Exercice d’un droit de retrait à effet différé
Lorsqu’un salarié exerce son droit de retrait, les juges doivent rechercher si le salarié avait un motif raisonnable de penser qu'il y avait un danger grave et imminent pour sa vie ou sa santé au moment de sa prise de décision.
Dernière mise à jour le : 11/06/2025
Que s’est-il passé ?
Cour de cassation, civile, Chambre sociale, 11 juin 2025, n°23-23.291
Un salarié a exercé son droit de retrait le 21 décembre 2018 en indiquant qu’il prendra effet au 2 janvier 2019, date de sa reprise de travail après des jours de congé. Il a été licencié un mois plus tard pour faute grave.
Il a saisi la juridiction prud’homale en nullité de son licenciement et en demande de dommages-intérêts pour violation par l'employeur de son obligation de prévention et absence d'organisation de la visite médicale de reprise. L’arrêt rendu par la cour d’appel rejette les demandes du salarié et confirme son licenciement pour faute grave. Il forme alors un pourvoi en cassation.
L’arrêt rendu par la Cour de cassation casse et annule l’arrêt d’appel. La Cour de cassation estime que la cour d'appel n'a pas correctement évalué si le salarié avait un motif raisonnable de penser qu'il y avait un danger au moment où il a exercé son droit de retrait. Selon les juges, la cour d’appel aurait dû rechercher si le salarié avait, à la date de l’exercice de son droit de retrait, un motif raisonnable de penser que la situation de travail présentait un danger grave et imminent à la date de sa reprise de poste à l’issue de sa période de congés.
Pourquoi cette décision ?
Le Code du travail prévoit que tout travailleur doit alerter immédiatement l'employeur de toute situation de travail dont il a un motif raisonnable de penser qu'elle présente un danger grave et imminent pour sa vie ou sa santé ainsi que de toute défectuosité qu'il constate dans les systèmes de protection. Il peut se retirer d'une telle situation. Et l'employeur ne peut lui demander de reprendre son activité dans une situation de travail où persiste un danger grave et imminent.

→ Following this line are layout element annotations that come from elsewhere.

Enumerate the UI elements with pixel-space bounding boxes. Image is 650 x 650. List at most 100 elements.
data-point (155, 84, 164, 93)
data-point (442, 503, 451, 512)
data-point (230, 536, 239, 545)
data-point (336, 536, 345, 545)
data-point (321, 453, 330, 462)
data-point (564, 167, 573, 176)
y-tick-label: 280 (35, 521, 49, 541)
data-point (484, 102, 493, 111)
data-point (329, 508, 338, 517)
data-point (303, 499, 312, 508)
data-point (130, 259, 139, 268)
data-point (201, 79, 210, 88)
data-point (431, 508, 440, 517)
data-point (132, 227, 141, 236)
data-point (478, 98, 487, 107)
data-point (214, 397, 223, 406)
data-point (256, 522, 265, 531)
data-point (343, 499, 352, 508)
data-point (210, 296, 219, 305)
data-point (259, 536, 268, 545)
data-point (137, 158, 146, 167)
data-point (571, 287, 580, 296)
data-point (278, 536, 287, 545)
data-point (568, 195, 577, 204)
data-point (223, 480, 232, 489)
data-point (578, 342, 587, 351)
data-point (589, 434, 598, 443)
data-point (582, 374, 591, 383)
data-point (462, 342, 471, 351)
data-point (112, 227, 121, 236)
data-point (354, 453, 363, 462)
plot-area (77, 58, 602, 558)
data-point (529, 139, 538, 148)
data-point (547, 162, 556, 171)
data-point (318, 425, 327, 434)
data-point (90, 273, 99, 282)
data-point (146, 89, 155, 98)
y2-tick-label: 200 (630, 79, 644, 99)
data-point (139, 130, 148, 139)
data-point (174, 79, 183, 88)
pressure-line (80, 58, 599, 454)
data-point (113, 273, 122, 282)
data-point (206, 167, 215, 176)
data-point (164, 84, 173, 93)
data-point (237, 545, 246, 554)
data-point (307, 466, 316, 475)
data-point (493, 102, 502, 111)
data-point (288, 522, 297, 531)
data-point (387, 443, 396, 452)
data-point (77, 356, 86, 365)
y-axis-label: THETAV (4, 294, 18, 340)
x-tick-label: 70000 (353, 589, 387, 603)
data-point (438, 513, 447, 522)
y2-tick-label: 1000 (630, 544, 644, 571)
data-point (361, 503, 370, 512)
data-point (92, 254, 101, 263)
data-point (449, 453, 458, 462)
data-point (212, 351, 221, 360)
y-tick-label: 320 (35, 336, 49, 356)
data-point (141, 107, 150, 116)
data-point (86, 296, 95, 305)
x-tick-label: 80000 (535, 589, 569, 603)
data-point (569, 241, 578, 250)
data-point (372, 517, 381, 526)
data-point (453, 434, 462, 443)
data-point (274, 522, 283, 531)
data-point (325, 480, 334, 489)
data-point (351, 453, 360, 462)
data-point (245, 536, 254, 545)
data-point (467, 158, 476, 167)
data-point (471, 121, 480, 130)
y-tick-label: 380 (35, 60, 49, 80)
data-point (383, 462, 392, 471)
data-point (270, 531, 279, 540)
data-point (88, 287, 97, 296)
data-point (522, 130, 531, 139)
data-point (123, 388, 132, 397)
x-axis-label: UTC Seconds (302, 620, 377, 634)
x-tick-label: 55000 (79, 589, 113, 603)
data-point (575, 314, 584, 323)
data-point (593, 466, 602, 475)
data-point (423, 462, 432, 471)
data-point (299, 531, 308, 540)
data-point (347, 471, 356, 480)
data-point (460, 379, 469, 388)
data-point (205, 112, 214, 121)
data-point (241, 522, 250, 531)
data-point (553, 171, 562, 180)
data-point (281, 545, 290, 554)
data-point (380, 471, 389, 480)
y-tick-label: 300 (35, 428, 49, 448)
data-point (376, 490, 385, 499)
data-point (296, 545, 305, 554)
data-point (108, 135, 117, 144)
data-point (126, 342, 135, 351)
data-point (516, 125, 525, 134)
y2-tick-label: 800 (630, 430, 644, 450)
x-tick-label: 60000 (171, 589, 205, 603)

Selon la cour d’appel, le caractère imminent du danger (critère requis pour que l’exercice du droit de retrait soit légitimement exercé) n’était en l’espèce pas caractérisé dans la mesure où le salarié se prévalait d'un droit de retrait « à venir », ne prenant donc effet que de façon différée. L’exerce du droit de retrait n’était donc, selon elle, pas justifié.
Or, pour la Cour de cassation, le fait qu’un salarié exerce un droit de retrait qui débutera à son retour de congés ne rend pas ce droit injustifié dès lors que ce dernier pouvait valablement croire au moment de sa prise de décision que la situation de travail justifiant son droit de retrait présentait un danger grave et imminent à la date à laquelle il devait reprendre son poste.
Commentaire
Le Code du travail prévoit que les travailleurs doivent, en fonction de la formation qu’ils ont reçue et de leurs possibilités, prendre soin de leur santé, veiller à leur sécurité et celles de leurs collègues sur le lieu de travail. Le respect de ces dispositions passe, notamment, par l’exercice du droit de retrait en cas de besoin.
Le salarié peut valablement exercer son droit de retrait lorsqu’il pense avoir un motif raisonnable de croire à une menace sérieuse pour sa santé ou sa sécurité (ou ses collègues), et la situation doit se caractériser par l'urgence à réagir.
L'origine du danger peut se trouver, par exemple, dans un véhicule ou équipement de travail défectueux et non conforme aux normes de sécurité, ou encore en cas d’absence d'équipements de protection collective ou individuelle.